One of the key challenges to curbing wasteful government spending, lawmakers say, is that no one knows exactly how much is being wasted.
An estimated $107.7 billion made in improper payments last year, for example, does not include faulty payments by the agency with the most problem-plagued finances -- the Defense Department, Comptroller General Gene Dodaro said Wednesday at a House hearing on agencies’ difficulties tracking and documenting spending.
Answering questions on topics ranging from intergovernmental communication to performance measures to use of information technology in implementing the Affordable Care Act, Dodaro summarized recent Government Accountabilty Office critiques of agency financial statements and called for heightened congressional oversight as the best single way to help clean them up.

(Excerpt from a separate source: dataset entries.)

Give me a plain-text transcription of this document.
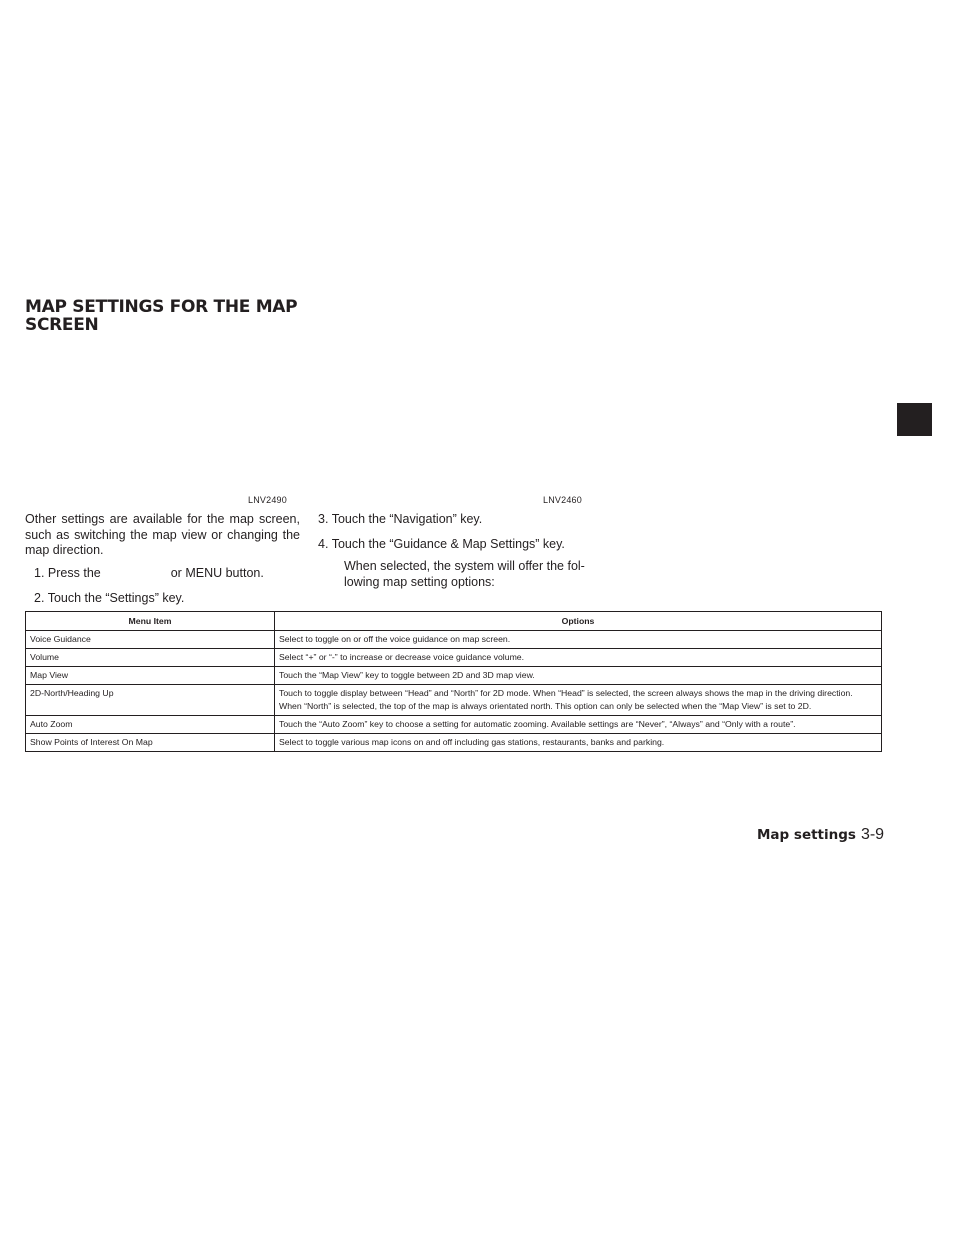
MAP SETTINGS FOR THE MAP
SCREEN
LNV2490	LNV2460

Other settings are available for the map screen, such as switching the map view or changing the map direction.

1. Press the	or MENU button.
2. Touch the “Settings” key.
3. Touch the “Navigation” key.
4. Touch the “Guidance & Map Settings” key.

When selected, the system will offer the fol-lowing map setting options:

Menu Item	Options
Voice Guidance	Select to toggle on or off the voice guidance on map screen.
Volume	Select “+” or “-” to increase or decrease voice guidance volume.
Map View	Touch the “Map View” key to toggle between 2D and 3D map view.
2D-North/Heading Up	Touch to toggle display between “Head” and “North” for 2D mode. When “Head” is selected, the screen always shows the map in the driving direction. When “North” is selected, the top of the map is always orientated north. This option can only be selected when the “Map View” is set to 2D.
Auto Zoom	Touch the “Auto Zoom” key to choose a setting for automatic zooming. Available settings are “Never”, “Always” and “Only with a route”.
Show Points of Interest On Map	Select to toggle various map icons on and off including gas stations, restaurants, banks and parking.
Map settings 3-9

Oversight and Government Reform Committee Chairman Darrell Issa, R-Calif., called the hearing because “President Obama is asking the American people to trust government and give them more authority over their money,” he said. “But it is getting harder to get good execution of existing accountability, and the government must begin performing basic math better. The “looming Affordable Care Act,” with its links to data systems run by the Internal Revenue Service, risks having patients “find their health records on the Internet,” Issa said.
Issa stressed that the government’s auditability problems cross administrations and that the search for solutions to improving performance is bipartisan.